Li Xinda, Palkovics Dániel, Windisch Péter, Perić Kačarević Željka, Horváth Attila
Department of Periodontology, Semmelweis University, 1088 Budapest, Hungary.
Biomedicines. 2025 Mar 27;13(4):806. doi: 10.3390/biomedicines13040806.
Ensuring a minimum peri-implant keratinized mucosa width (PIKM-W) is critical for maintaining dental implant health, as inadequate PIKM-W is associated with increased risks of plaque accumulation, mucosal inflammation, and peri-implantitis. While epithelialized connective tissue grafts (ECTGs) are considered the gold standard for soft tissue augmentation, they often lead to significant patient morbidity. Xenogeneic dermal matrices (XDMs) offer a less invasive alternative, but are prone to shrinkage, particularly in the mandible. The aim of this study was to evaluate a new surgical method to overcome these limitations with the combination of a narrow band of ECTG (autogenous strip graft, ASG) and an XDM to augment the PIKM-W in the posterior mandible.

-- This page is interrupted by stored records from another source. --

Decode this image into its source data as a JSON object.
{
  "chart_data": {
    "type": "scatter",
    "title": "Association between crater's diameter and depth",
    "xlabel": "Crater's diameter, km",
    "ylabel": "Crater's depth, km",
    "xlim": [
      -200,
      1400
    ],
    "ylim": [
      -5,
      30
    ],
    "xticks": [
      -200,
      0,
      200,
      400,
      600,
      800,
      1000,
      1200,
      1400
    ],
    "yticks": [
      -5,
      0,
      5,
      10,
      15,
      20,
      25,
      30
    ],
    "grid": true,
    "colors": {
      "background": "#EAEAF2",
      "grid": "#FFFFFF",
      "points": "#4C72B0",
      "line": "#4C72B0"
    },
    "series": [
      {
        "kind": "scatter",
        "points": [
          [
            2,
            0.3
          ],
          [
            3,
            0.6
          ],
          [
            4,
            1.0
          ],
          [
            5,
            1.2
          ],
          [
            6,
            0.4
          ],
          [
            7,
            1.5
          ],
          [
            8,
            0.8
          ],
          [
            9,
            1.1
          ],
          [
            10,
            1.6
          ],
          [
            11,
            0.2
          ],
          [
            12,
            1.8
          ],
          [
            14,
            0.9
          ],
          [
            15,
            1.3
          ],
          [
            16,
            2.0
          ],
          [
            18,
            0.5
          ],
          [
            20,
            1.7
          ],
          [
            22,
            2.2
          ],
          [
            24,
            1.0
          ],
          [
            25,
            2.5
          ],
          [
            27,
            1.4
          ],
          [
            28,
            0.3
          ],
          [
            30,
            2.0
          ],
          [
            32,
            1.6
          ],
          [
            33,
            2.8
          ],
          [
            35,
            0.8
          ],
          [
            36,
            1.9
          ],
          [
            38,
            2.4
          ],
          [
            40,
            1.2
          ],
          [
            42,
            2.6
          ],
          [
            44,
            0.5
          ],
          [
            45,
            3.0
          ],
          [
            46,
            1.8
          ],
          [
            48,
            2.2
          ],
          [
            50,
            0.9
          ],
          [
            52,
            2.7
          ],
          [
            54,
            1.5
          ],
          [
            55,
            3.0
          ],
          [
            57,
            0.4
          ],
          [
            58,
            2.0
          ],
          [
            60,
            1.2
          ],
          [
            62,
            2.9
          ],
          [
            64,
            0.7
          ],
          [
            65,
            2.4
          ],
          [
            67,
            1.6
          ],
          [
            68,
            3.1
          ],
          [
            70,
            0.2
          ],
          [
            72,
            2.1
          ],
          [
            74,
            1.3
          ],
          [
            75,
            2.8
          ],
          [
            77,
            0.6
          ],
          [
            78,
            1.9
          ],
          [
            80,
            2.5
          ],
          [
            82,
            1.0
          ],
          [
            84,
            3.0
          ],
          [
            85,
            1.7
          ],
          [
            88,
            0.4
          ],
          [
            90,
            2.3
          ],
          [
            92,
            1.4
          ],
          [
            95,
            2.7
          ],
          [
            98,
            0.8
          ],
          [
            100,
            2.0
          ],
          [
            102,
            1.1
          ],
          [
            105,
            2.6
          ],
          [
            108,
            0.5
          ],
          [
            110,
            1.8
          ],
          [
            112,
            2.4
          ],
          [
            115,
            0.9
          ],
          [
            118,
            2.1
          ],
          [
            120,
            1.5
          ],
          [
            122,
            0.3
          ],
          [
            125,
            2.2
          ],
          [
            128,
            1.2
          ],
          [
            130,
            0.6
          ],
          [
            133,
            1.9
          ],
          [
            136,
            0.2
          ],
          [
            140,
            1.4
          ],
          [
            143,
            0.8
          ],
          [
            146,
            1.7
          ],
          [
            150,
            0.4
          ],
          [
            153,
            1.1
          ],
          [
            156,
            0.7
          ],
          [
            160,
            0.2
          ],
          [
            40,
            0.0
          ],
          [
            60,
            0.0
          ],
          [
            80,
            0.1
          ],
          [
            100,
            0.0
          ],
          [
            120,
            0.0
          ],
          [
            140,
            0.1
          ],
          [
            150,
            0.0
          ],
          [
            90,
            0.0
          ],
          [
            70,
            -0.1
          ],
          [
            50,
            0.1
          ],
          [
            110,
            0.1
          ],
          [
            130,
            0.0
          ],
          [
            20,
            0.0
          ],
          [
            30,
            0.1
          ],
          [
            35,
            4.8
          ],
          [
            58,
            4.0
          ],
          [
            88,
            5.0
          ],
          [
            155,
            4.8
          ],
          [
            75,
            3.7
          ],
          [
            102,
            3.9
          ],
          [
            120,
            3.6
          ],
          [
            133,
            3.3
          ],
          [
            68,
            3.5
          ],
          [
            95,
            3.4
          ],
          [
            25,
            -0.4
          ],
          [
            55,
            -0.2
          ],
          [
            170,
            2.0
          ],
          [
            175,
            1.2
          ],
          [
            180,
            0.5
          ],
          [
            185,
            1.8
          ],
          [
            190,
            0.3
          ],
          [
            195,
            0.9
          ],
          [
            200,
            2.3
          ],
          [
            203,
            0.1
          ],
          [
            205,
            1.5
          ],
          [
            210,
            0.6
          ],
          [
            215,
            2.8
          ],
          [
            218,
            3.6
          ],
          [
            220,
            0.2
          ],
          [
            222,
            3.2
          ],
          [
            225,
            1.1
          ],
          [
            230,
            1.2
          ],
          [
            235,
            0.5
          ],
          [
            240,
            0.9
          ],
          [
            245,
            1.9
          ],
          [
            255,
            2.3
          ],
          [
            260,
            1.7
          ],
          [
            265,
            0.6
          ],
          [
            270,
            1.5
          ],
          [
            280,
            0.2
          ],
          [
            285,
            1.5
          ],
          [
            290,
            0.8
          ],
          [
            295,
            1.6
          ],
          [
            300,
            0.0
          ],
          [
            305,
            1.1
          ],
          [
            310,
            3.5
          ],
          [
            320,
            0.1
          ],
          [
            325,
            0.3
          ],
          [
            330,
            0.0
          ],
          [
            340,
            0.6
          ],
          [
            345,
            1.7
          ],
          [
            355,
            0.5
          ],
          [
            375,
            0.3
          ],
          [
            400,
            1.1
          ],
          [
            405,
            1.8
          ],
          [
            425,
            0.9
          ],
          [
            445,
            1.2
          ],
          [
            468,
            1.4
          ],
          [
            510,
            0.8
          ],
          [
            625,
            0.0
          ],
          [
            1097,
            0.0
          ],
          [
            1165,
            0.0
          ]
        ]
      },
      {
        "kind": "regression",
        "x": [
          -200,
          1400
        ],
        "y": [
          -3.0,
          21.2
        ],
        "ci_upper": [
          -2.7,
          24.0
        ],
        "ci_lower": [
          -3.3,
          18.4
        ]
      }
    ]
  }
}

Twelve patients with a PIKM-W of less than 2 mm in the mandible underwent peri-implant soft tissue augmentation using this combined approach. Changes in the PIKM-W were measured preoperatively; immediately postoperatively; and at 1, 3, 6, 9, and 12 months. Graft remodeling (shrinkage or contraction) and PIKM thickness (PIKM-T) were also evaluated over time. Preoperatively, the mean PIKM-W was 0.39 ± 0.40 mm and the PIKM-T was 1.36 ± 0.43 mm. At 6 months, the mean PIKM-W was 4.93 ± 0.98 mm and the PIKM-T was 2.88 ± 0.80 mm, with shrinkage of 39.2 ± 14.1%. By 12 months, the mean PIKM-W stabilized at 4.58 ± 1.28 mm and the PIKM-T stabilized at 2.83 ± 0.65 mm, with shrinkage of 42.2% ± 16.8%. There were statistically significant differences in clinical parameters between the baseline and 6 and 12 months ( < 0.05). This technique demonstrated the potential for stable augmentation of PIKM-W and PIKM-T over time, with manageable shrinkage. However, further studies with larger sample sizes are needed to confirm its clinical efficacy as an alternative for mandibular keratinized mucosa augmentation around implants.
确保种植体周围角化黏膜宽度(PIKM-W)达到最小值对于维持牙种植体健康至关重要,因为PIKM-W不足与菌斑堆积、黏膜炎症及种植体周围炎风险增加相关。虽然上皮化结缔组织移植(ECTG)被认为是软组织增量的金标准,但它们常常导致患者出现明显的发病率。异种真皮基质(XDM)提供了一种侵入性较小的替代方法,但容易收缩,尤其是在下颌骨。本研究的目的是评估一种新的手术方法,通过结合窄带ECTG(自体条带移植,ASG)和XDM来克服这些局限性,以增加下颌骨后部的PIKM-W。12例下颌骨PIKM-W小于2mm的患者采用这种联合方法进行种植体周围软组织增量。在术前、术后即刻以及术后1、3、6、9和12个月测量PIKM-W的变化。还随时间评估移植物重塑(收缩或挛缩)和PIKM厚度(PIKM-T)。术前,平均PIKM-W为0.39±0.40mm,PIKM-T为1.36±0.43mm。在6个月时,平均PIKM-W为4.93±0.98mm,PIKM-T为2.88±0.80mm,收缩率为39.2±14.1%。到12个月时,平均PIKM-W稳定在4.58±1.28mm,PIKM-T稳定在2.83±0.65mm,收缩率为42.2%±16.8%。基线与6个月和12个月时的临床参数存在统计学显著差异(<0.05)。该技术显示出随着时间的推移稳定增加PIKM-W和PIKM-T的潜力,且收缩可控。然而,需要更大样本量的进一步研究来证实其作为种植体周围下颌角化黏膜增量替代方法的临床疗效。